Die Erkenntnis und die zugehörige Plattitüde: Alles hängt mit allem zusammen. Die Folgen dieser banalen Einsicht sind aber dramatisch. Dreht man an einer Stellschraube, verändert man leider viele andere unabsichtlich mit und weiß am Ende oft gar nicht mehr so genau, was gut und was vielleicht trotz guter Absicht kontraproduktiv ist. Und »gut« oder »schlecht« hängt zu allem Überfluss noch von der jeweiligen Sichtweise ab, die sich aus der eigenen Interessenlage generiert. Jeder Einzelne verfolgt seine Interessen – schauen Sie in eine typische vierköpfige Familie, idealerweise mit zwei pubertierenden Kindern, und versuchen Sie, zu einer gemeinsamen Meinung etwa hinsichtlich eines Ausfluges zu gelangen. Äußerst schwierig! Ähnlich wie die Familie verfolgt auch jede Firma, ob mittelständisches Unternehmen oder multinationaler Großkonzern, ihre Interessen.

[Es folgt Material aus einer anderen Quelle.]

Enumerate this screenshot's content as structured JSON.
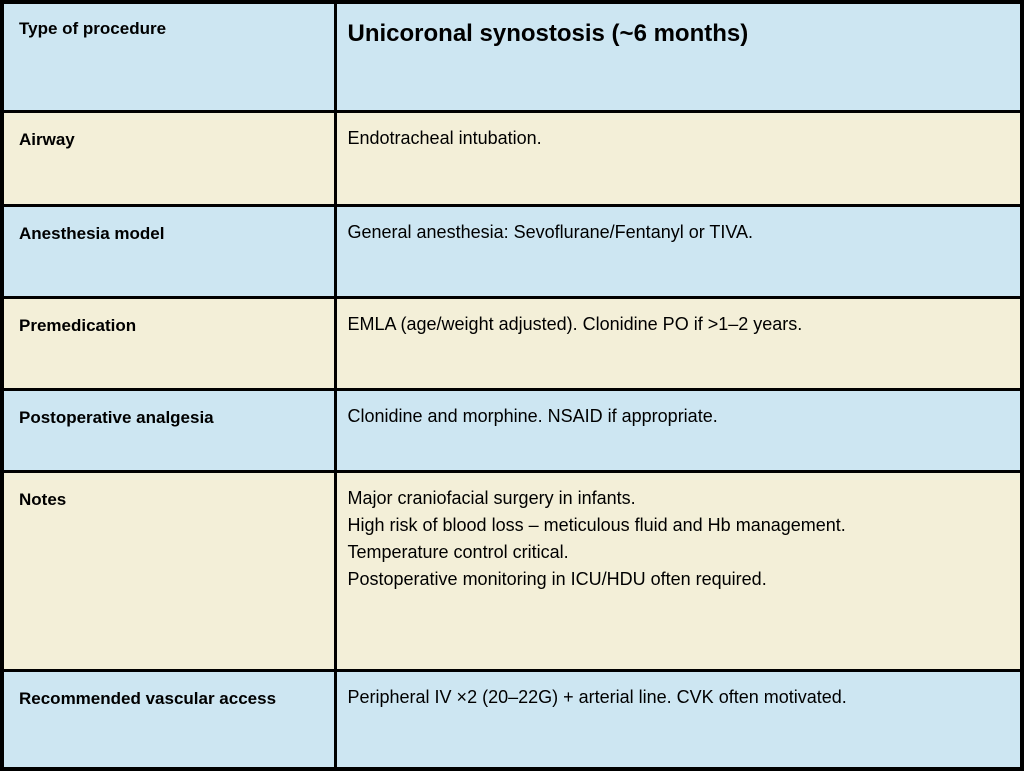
{
  "table": {
    "rows": [
      {
        "label": "Type of procedure",
        "lines": [
          "Unicoronal synostosis (~6 months)"
        ]
      },
      {
        "label": "Airway",
        "lines": [
          "Endotracheal intubation."
        ]
      },
      {
        "label": "Anesthesia model",
        "lines": [
          "General anesthesia: Sevoflurane/Fentanyl or TIVA."
        ]
      },
      {
        "label": "Premedication",
        "lines": [
          "EMLA (age/weight adjusted). Clonidine PO if >1–2 years."
        ]
      },
      {
        "label": "Postoperative analgesia",
        "lines": [
          "Clonidine and morphine. NSAID if appropriate."
        ]
      },
      {
        "label": "Notes",
        "lines": [
          "Major craniofacial surgery in infants.",
          "High risk of blood loss – meticulous fluid and Hb management.",
          "Temperature control critical.",
          "Postoperative monitoring in ICU/HDU often required."
        ]
      },
      {
        "label": "Recommended vascular access",
        "lines": [
          "Peripheral IV ×2 (20–22G) + arterial line. CVK often motivated."
        ]
      }
    ],
    "colors": {
      "row_blue": "#cde6f2",
      "row_cream": "#f3efd8",
      "border": "#000000"
    }
  }
}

Selten ist dabei die eigene Verkleinerung das Ziel …
Und am Ende kommen noch die nationalen Interessen hinzu. Nationen mit großen Unterschieden hinsichtlich Wirtschaftskraft, Entwicklungsstand und kultureller Prägung treffen dabei aufeinander. Sie merken schnell, wie schwer es wird, das alles unter einen Hut zu bringen und aus dieser Gemengelage eine konstruktive, uns allen gemeinsam nützliche Handlungsoption zu basteln. Und zwar ohne Schiedsrichter, der bei nicht enden wollenden, egoistischen Diskussionen irgendwann einfach laut in seine Trillerpfeife pustet und sagt, wo es nun langgeht. Diese Macht hat niemand und den »guten Weltdiktator«, der für alle nur das Beste will und alle Probleme in einer Weise, die jeden glücklich macht, löst, gibt es nicht.